Алексей Николаевич, похоже, сдал от вспышки, взирал на уходящий под осень липово-асфальтный мир, говорил уже без напора:

— Получается — объект субъективен, субъект объективен, можно ли просто делить мир на эти противостоящие категории?..

Я долго молчал. Если считать, что сознание своего «Я», противопоставление его миру, завершило формирование примата в человеке, то что же нужно ожидать от нового поворота в нашем сознании?

— Принципиально иной взгляд на себя? — спросил я.

— Да, — ответил Алексей Николаевич.

— И принципиально иной на мир?..

— Да.

— Но тогда и жизнь наша должна стать принципиально иной!

— Почему — должна стать? Не от взглядов — жизнь, а от жизни — взгляды. Уже стала, только мы этого еще не разглядели.

Утром Алексей Николаевич уехал в Москву, и там началась последняя вспышка его активности. Мне сообщали — строит планы экспериментальных исследований, выступает с докладами, засиживается дома за письменным столом… А я мысленно возвращался к нашей беседе. Мы редко говорили о нравственности, самой наболевшей теме в общежитии и самой темной для науки. Но чего бы мы ни касались, эта тема постоянно ощущалась в умолчаниях и недомолвках. Последний разговор не исключение…

«Сущность нашего „Я“ не внутри, а вне нас»… В том, что каждого из нас окружает. А самая влиятельная часть окружения любого из нас — не разнохарактерные ландшафты с их флорой и фауной, а другие люди. С ними, себе подобными, каждому из нас приходится сталкиваться, от них зависеть.

Но эти другие нам люди никогда не окружают нас хаотичной массой, они всегда упорядочены, выстроены в систему, действующую соответственно своему устройству. Становится очевидной тщетность многовековых усилий со стороны религии, пытавшейся внушить человеку: поступай только так, а не иначе — не убий, не лжесвидетельствуй, не пожелай жены ближнего своего, — поступай нравственно, не считаясь с внешними обстоятельствами.
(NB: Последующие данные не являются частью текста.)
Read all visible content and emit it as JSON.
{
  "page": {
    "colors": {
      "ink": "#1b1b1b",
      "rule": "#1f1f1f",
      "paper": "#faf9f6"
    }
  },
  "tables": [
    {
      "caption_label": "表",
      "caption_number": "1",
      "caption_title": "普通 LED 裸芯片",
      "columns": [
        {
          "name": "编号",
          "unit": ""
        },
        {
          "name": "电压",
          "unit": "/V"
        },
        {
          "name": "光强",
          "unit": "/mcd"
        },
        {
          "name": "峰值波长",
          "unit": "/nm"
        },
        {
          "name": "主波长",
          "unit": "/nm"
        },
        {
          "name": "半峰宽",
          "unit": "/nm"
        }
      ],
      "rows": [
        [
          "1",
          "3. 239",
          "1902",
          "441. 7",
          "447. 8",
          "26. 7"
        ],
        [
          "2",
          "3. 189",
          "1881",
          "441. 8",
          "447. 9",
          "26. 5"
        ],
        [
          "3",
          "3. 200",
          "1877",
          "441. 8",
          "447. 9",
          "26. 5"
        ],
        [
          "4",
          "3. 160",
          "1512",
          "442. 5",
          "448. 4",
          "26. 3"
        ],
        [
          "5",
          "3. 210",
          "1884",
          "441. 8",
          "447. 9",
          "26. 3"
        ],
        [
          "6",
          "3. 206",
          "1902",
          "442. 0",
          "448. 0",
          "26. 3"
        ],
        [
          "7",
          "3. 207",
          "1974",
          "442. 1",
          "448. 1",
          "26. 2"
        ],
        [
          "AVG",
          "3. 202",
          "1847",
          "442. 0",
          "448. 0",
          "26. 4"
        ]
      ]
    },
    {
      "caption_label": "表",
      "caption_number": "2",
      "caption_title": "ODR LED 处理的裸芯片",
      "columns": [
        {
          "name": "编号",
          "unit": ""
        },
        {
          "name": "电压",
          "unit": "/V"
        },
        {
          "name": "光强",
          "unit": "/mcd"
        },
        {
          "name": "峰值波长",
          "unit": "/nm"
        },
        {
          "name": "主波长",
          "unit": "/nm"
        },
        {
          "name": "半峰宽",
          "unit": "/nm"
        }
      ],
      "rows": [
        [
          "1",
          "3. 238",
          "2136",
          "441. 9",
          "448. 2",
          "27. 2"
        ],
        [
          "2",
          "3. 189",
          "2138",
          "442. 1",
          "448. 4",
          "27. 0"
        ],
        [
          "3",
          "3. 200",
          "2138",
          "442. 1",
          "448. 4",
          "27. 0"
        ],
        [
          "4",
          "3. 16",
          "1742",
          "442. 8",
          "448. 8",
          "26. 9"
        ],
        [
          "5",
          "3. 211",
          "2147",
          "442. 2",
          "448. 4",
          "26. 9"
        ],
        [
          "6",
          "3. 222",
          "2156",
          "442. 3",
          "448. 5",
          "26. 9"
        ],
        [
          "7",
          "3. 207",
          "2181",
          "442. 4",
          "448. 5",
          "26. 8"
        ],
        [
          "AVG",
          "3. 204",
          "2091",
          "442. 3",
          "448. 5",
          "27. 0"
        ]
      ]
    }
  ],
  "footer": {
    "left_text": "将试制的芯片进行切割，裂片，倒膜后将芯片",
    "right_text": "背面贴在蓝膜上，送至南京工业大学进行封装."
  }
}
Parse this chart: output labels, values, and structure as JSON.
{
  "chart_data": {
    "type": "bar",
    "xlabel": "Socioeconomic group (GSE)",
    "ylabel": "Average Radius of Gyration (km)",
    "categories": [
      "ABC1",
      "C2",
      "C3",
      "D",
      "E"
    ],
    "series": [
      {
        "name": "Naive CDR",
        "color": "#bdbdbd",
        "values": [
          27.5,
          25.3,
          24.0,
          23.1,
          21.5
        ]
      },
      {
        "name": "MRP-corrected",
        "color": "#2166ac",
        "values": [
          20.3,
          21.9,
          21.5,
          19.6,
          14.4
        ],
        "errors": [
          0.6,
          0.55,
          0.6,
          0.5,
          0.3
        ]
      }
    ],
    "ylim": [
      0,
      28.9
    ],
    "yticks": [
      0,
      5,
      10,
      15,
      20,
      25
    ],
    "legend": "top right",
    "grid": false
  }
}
Наше «Я» не принадлежит только нам самим, «ни один человек не является островом, отделенным от других. Каждый — как бы часть континента, часть материка…».

Действующие человеческие системы, которые определяют наше поведение, формируют нас самих, не создаются искусственно, а возникают стихийно в ходе развития. Но ведь человек с того и начал, что стал вмешиваться в стихию…

Я занимался своими делами, но помнил об Алексее Николаевиче, ждал нового лета, а с ним новых встреч, прогулок, разговоров, нисколько не сомневался, — встречи будут, и как всегда заполненные необузданными беседами. Не сомневался в этом я даже тогда, когда услышал, что Алексей Николаевич снова слег…

И телефонный звонок Маргариты Петровны…

Осознаем невосполнимое, когда потеря уже происходит.